How could it be in the siege conditions that exist in many parts of the country and the ever-present threat of violence against those who vote? It is impossible to tell how many people will vote and whether they will represent the country as a whole, but at best it is unlikely that the outcome will be more than a very small and tentative step towards the Western-style democracy that Mr Bush and Mr Blair want to establish in the Middle East.

Amidst all the uncertainties, one thing can be predicted with some confidence. A victory for the Shias of Iraq is almost certain; the United Iraqi Alliance, a coalition of more than one hundred Shia factions with the blessing of Grand Ayatollah al-Sistani, is likely to achieve a majority of votes cast. The Shias form about 60 per cent of the population of Iraq and the Ayatollah has told them that it is their duty to vote.

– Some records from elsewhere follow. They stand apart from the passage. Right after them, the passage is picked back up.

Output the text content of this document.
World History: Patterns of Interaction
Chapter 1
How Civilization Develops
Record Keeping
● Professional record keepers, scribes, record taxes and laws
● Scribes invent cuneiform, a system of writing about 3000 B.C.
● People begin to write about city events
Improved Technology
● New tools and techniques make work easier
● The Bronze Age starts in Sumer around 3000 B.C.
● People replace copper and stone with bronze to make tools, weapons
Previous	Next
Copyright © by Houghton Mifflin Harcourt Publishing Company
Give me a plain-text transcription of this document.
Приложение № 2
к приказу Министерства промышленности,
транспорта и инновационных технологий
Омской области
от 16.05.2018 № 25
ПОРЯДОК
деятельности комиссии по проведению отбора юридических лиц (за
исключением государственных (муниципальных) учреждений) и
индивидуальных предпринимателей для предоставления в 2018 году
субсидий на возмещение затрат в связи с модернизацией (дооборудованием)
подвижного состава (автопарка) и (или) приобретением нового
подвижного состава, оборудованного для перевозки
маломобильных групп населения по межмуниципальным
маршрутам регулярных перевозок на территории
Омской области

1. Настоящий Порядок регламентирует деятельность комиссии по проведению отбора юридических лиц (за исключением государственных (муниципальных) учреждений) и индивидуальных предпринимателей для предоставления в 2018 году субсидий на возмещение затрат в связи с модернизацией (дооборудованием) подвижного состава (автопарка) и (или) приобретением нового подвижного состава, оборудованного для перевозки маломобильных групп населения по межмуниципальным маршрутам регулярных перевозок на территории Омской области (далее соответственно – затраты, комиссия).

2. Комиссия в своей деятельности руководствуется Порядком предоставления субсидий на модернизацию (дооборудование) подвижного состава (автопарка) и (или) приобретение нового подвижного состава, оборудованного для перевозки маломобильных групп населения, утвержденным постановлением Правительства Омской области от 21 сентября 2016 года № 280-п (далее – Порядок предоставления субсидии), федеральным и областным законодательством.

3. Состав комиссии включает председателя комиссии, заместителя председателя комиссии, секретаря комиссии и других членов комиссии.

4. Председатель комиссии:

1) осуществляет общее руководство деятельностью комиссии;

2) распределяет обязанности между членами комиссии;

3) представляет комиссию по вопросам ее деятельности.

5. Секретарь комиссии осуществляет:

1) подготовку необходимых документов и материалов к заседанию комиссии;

If this is indeed the result there will be potentially serious consequences both inside and outside Iraq. The Sunnis, who held power with Saddam Hussein, are unlikely to accept their demotion calmly and will probably argue that the dangerous conditions in their part of Iraq made it impossible for them to vote; they will not relish seeing a constitution drafted without their participation.

Outside Iraq a Shia-led government in Baghdad would worry many neighbouring states with established Sunni allegiances and there is therefore a real danger that the election will exacerbate rather than calm political volatility in the Middle East.